Some owner-investors live in or near the neighborhood where their building is located.

Others live within an hour or two of their property.

Then there are the “out-of-state investors.” It seems that more and more of them are busily buying up property throughout the Chicago area.

Out of state investors are often saddled with a bad reputation. In the eyes of many, investors who are not locally-based don’t care about the people who live in their buildings and their only motive in owning the property is to raise rents and maximize profits through annual cash returns or upon sale.

I admit it is a bit disconcerting to hear about hedge funds and entities that normally invest in securities buying up apartment buildings and single-family rental homes.

Yet, no one should automatically assume that, merely because an owner is out-of-state, they are ill-equipped to thoughtfully and responsibly manage their assets.

The true test for evaluating an out-of-state investor is who they retain to manage their property.
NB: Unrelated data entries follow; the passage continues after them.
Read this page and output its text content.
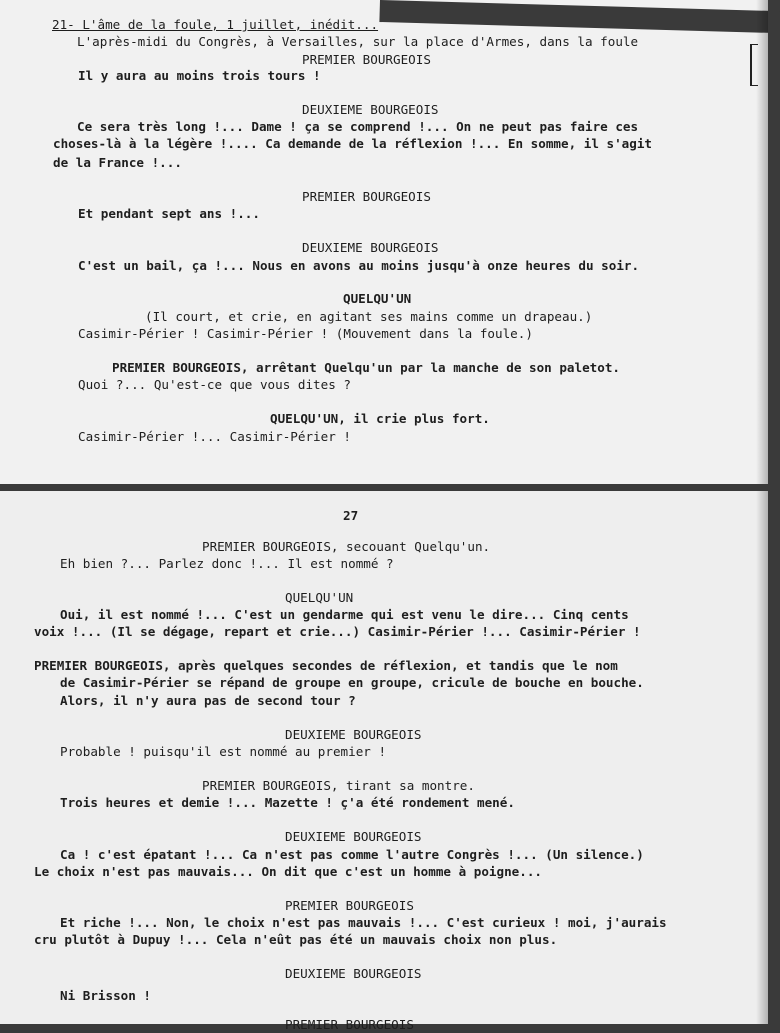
21- L'âme de la foule, 1 juillet, inédit...
L'après-midi du Congrès, à Versailles, sur la place d'Armes, dans la foule
PREMIER BOURGEOIS
Il y aura au moins trois tours !
DEUXIEME BOURGEOIS
Ce sera très long !... Dame ! ça se comprend !... On ne peut pas faire ces
choses-là à la légère !.... Ca demande de la réflexion !... En somme, il s'agit
de la France !...
PREMIER BOURGEOIS
Et pendant sept ans !...
DEUXIEME BOURGEOIS
C'est un bail, ça !... Nous en avons au moins jusqu'à onze heures du soir.
QUELQU'UN
(Il court, et crie, en agitant ses mains comme un drapeau.)
Casimir-Périer ! Casimir-Périer ! (Mouvement dans la foule.)
PREMIER BOURGEOIS, arrêtant Quelqu'un par la manche de son paletot.
Quoi ?... Qu'est-ce que vous dites ?
QUELQU'UN, il crie plus fort.
Casimir-Périer !... Casimir-Périer !
27
PREMIER BOURGEOIS, secouant Quelqu'un.
Eh bien ?... Parlez donc !... Il est nommé ?
QUELQU'UN
Oui, il est nommé !... C'est un gendarme qui est venu le dire... Cinq cents
voix !... (Il se dégage, repart et crie...) Casimir-Périer !... Casimir-Périer !
PREMIER BOURGEOIS, après quelques secondes de réflexion, et tandis que le nom
de Casimir-Périer se répand de groupe en groupe, cricule de bouche en bouche.
Alors, il n'y aura pas de second tour ?
DEUXIEME BOURGEOIS
Probable ! puisqu'il est nommé au premier !
PREMIER BOURGEOIS, tirant sa montre.
Trois heures et demie !... Mazette ! ç'a été rondement mené.
DEUXIEME BOURGEOIS
Ca ! c'est épatant !... Ca n'est pas comme l'autre Congrès !... (Un silence.)
Le choix n'est pas mauvais... On dit que c'est un homme à poigne...
PREMIER BOURGEOIS
Et riche !... Non, le choix n'est pas mauvais !... C'est curieux ! moi, j'aurais
cru plutôt à Dupuy !... Cela n'eût pas été un mauvais choix non plus.
DEUXIEME BOURGEOIS
Ni Brisson !
PREMIER BOURGEOIS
Locally-based top-tier property management companies can skillfully manage the assets so long as the owner is willing to devote the resources needed to properly tend to the day-to-day management of their properties.

That being said, nothing beats local ownership of neighborhood housing. Local investors – and by that, I mean people who generally live within an hour’s drive of their properties – typically know the nuances of operating their buildings. They understand the needs and concerns of their residents, and are more likely to hire and shop locally.
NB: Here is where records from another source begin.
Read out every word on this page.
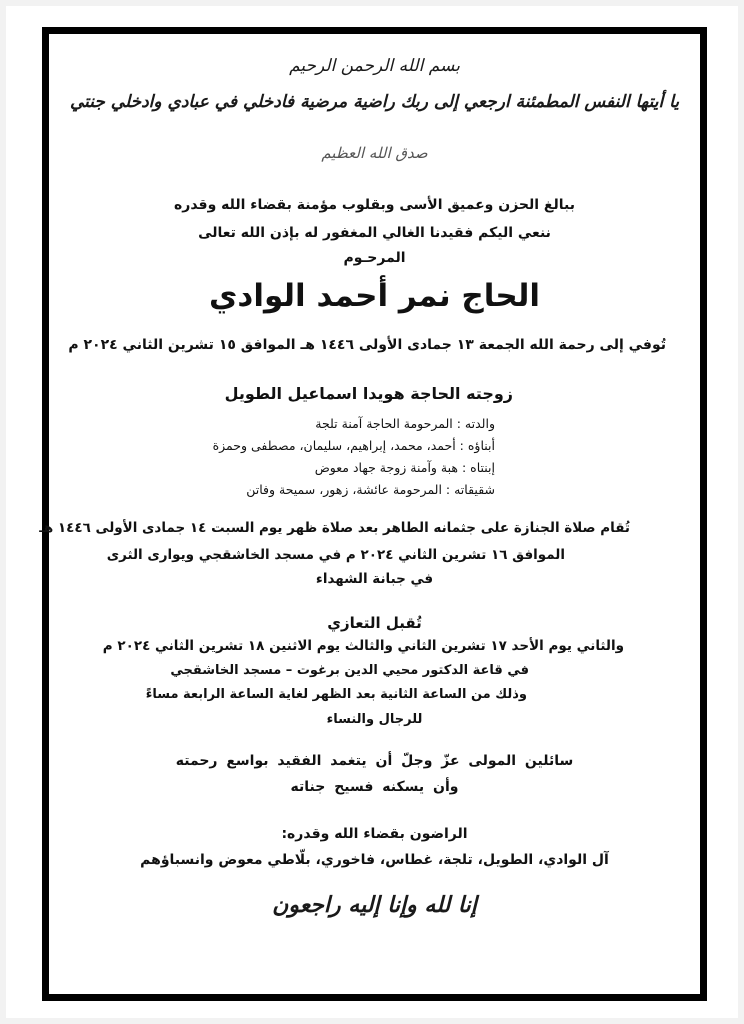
بسم الله الرحمن الرحيم
يا أيتها النفس المطمئنة ارجعي إلى ربك راضية مرضية فادخلي في عبادي وادخلي جنتي
صدق الله العظيم
ببالغ الحزن وعميق الأسى وبقلوب مؤمنة بقضاء الله وقدره
ننعي اليكم فقيدنا الغالي المغفور له بإذن الله تعالى
المرحـوم
الحاج نمر أحمد الوادي
تُوفي إلى رحمة الله الجمعة ١٣ جمادى الأولى ١٤٤٦ هـ الموافق ١٥ تشرين الثاني ٢٠٢٤ م
زوجته الحاجة هويدا اسماعيل الطويل
والدته : المرحومة الحاجة آمنة تلجة
أبناؤه : أحمد، محمد، إبراهيم، سليمان، مصطفى وحمزة
إبنتاه : هبة وآمنة زوجة جهاد معوض
شقيقاته : المرحومة عائشة، زهور، سميحة وفاتن
تُقام صلاة الجنازة على جثمانه الطاهر بعد صلاة ظهر يوم السبت ١٤ جمادى الأولى ١٤٤٦ هـ
الموافق ١٦ تشرين الثاني ٢٠٢٤ م في مسجد الخاشقجي ويوارى الثرى
في جبانة الشهداء
تُقبل التعازي
والثاني يوم الأحد ١٧ تشرين الثاني والثالث يوم الاثنين ١٨ تشرين الثاني ٢٠٢٤ م
في قاعة الدكتور محيي الدين برغوت – مسجد الخاشقجي
وذلك من الساعة الثانية بعد الظهر لغاية الساعة الرابعة مساءً
للرجال والنساء
سائلين المولى عزّ وجلّ أن يتغمد الفقيد بواسع رحمته
وأن يسكنه فسيح جناته
الراضون بقضاء الله وقدره:
آل الوادي، الطويل، تلجة، غطاس، فاخوري، بلّاطي معوض وانسباؤهم
إنا لله وإنا إليه راجعون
Local owners are more likely to join their neighborhood building owner association, such as RPBG and the eight other organizations that comprise the Neighborhood Building Owners Alliance. They are more likely to know their elected officials and are comfortable engaging in conversation with their elected officials to make sure they understand the challenges that  building owners face and the value we add  to stabilizing our neighborhoods. The neighborhood building owner associations provide an important resource, offering property owners and  managers an opportunity to discuss the day-to-day challenges they face and learn how to own and manage their properties more effectively.  

Through our umbrella organization, the Neighborhood Building Owners Alliance, the smallest of owners have a voice. Through the NBOA, local owners can be sure that our elected officials understand the critical role local owners play in offering safe affordable apartments that help stabilize our communities.